“Well, I suppose I can spare my groom quite enough to teach you all he knows,” Florimel said, with what Clementina took for a marked absence of expression. She reddened. But she was not one to defend herself before her principles.
“If he can, why should he not?” she said. “But it was of his friend Mr Graham I was thinking—-not himself.”
“You cannot tell whether he has got anything to teach you.”
“Your groom’s testimony gives likelihood enough to make it my duty to go and see. I intend to find the place this evening.”
“It must be some little ranting methodist conventicle. He would not be allowed to preach in a church, you know.”

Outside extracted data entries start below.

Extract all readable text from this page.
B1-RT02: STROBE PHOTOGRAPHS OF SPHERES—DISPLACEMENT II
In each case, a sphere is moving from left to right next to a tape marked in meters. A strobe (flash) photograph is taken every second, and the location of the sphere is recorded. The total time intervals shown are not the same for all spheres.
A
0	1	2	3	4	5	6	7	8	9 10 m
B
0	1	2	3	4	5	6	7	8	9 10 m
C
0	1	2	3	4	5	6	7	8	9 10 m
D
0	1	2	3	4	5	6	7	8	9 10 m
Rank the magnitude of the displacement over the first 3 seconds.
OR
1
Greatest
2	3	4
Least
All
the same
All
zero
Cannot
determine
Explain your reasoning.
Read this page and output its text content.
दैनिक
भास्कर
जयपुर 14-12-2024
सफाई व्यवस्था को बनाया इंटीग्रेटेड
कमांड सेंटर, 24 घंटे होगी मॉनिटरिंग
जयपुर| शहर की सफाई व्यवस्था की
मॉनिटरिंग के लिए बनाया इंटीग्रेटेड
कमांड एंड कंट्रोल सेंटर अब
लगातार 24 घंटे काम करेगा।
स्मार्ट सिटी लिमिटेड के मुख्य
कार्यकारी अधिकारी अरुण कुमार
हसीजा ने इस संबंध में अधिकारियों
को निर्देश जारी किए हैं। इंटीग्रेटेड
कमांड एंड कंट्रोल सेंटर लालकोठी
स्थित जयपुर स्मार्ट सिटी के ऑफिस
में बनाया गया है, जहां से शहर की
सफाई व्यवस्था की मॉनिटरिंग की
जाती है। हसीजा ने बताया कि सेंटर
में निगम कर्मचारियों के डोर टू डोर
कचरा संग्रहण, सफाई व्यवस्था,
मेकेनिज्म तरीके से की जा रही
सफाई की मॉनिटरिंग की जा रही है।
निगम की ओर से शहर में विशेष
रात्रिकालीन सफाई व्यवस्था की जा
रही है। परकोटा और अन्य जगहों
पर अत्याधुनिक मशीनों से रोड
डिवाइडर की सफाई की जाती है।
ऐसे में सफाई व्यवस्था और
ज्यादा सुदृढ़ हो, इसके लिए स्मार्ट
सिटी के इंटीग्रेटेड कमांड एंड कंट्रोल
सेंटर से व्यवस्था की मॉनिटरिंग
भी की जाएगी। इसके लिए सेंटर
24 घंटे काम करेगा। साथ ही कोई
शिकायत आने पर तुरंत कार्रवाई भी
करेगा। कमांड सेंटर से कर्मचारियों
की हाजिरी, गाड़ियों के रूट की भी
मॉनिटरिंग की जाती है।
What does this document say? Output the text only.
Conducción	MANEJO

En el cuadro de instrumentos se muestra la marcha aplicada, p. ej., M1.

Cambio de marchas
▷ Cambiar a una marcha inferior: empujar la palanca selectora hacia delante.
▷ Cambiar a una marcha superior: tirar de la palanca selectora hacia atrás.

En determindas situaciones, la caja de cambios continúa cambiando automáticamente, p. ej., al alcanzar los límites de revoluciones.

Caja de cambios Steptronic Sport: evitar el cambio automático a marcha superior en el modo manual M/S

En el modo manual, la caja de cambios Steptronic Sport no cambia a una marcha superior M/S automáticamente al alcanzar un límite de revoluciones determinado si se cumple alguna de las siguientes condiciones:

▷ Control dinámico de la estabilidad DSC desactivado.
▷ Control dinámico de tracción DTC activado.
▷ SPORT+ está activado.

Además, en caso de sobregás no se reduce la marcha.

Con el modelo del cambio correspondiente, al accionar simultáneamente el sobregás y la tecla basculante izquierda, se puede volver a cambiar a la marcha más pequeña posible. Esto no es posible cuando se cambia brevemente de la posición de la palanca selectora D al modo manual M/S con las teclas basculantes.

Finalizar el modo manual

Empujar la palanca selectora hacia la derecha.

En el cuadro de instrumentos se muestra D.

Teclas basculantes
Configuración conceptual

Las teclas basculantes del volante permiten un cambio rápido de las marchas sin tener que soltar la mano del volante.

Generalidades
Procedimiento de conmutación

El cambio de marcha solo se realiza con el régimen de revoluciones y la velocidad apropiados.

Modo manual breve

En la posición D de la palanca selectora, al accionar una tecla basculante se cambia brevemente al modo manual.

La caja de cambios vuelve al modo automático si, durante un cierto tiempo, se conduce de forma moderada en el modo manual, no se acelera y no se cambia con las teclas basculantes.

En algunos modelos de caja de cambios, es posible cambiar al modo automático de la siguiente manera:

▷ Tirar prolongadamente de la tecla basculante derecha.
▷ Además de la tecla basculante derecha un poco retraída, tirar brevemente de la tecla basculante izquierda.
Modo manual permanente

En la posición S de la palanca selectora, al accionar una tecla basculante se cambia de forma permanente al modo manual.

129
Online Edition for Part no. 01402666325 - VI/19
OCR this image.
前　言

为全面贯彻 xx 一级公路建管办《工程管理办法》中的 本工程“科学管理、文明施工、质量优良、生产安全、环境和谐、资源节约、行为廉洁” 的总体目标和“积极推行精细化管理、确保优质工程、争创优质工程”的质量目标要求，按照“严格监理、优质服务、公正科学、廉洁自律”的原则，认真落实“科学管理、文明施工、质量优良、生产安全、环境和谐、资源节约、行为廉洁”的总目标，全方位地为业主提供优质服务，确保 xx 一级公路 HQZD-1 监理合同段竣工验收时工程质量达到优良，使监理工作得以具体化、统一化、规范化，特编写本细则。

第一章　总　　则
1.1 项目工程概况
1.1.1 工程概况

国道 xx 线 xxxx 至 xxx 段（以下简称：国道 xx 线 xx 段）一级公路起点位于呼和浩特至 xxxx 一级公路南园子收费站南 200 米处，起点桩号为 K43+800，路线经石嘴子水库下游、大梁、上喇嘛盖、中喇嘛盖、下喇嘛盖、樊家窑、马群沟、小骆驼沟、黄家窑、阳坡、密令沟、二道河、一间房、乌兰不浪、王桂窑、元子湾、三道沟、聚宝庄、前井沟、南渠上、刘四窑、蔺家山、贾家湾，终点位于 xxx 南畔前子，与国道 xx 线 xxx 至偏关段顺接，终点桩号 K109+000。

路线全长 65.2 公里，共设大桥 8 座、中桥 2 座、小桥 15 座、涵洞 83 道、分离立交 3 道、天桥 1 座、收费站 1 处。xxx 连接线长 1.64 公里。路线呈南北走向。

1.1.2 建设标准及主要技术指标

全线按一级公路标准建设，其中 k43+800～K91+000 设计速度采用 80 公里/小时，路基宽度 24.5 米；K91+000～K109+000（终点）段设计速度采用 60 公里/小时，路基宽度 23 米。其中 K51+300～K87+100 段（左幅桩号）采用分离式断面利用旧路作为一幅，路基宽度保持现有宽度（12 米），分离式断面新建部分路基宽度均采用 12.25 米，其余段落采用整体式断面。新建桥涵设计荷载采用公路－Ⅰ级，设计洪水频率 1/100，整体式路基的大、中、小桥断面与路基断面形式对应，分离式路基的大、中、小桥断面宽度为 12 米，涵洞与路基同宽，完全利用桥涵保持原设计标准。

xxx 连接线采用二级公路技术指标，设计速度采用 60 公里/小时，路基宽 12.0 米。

“Of course not! The church of England is like the apostle that forbade the man casting out devils, and got forbid himself for it —with this difference, that she won’t be forbid. Well, she chooses her portion with Dives and not Lazarus. She is the most arrant respecter of persons I know, and her Christianity is worse than a farce. It was that first of all that drove me to doubt. If I could find a place where everything was just the opposite, the poorer it was the better I should like it. It makes me feel quite wicked to hear a smug parson reading the gold ring and the goodly apparel, while the pew-openers beneath are illustrating in dumb show the very thing the apostle is pouring out the vial of his indignation upon over their heads;—doing it calmly and without a suspicion, for the parson, while he reads, is rejoicing in his heart over the increasing aristocracy of his congregation. The farce is fit to make a devil in torment laugh.”
Once more, Florimel laughed aloud.
“Another revolution, Clementina, and we shall have you heading the canaille to destroy Westminster Abbey.”
“I would follow any leader to destroy falsehood,” said Clementina. “No canaille will take that up until it meddles with their stomachs or their pew-rents.”
“Really, Clementina, you are the worst Jacobin I ever heard talk. My groom is quite an aristocrat beside you.”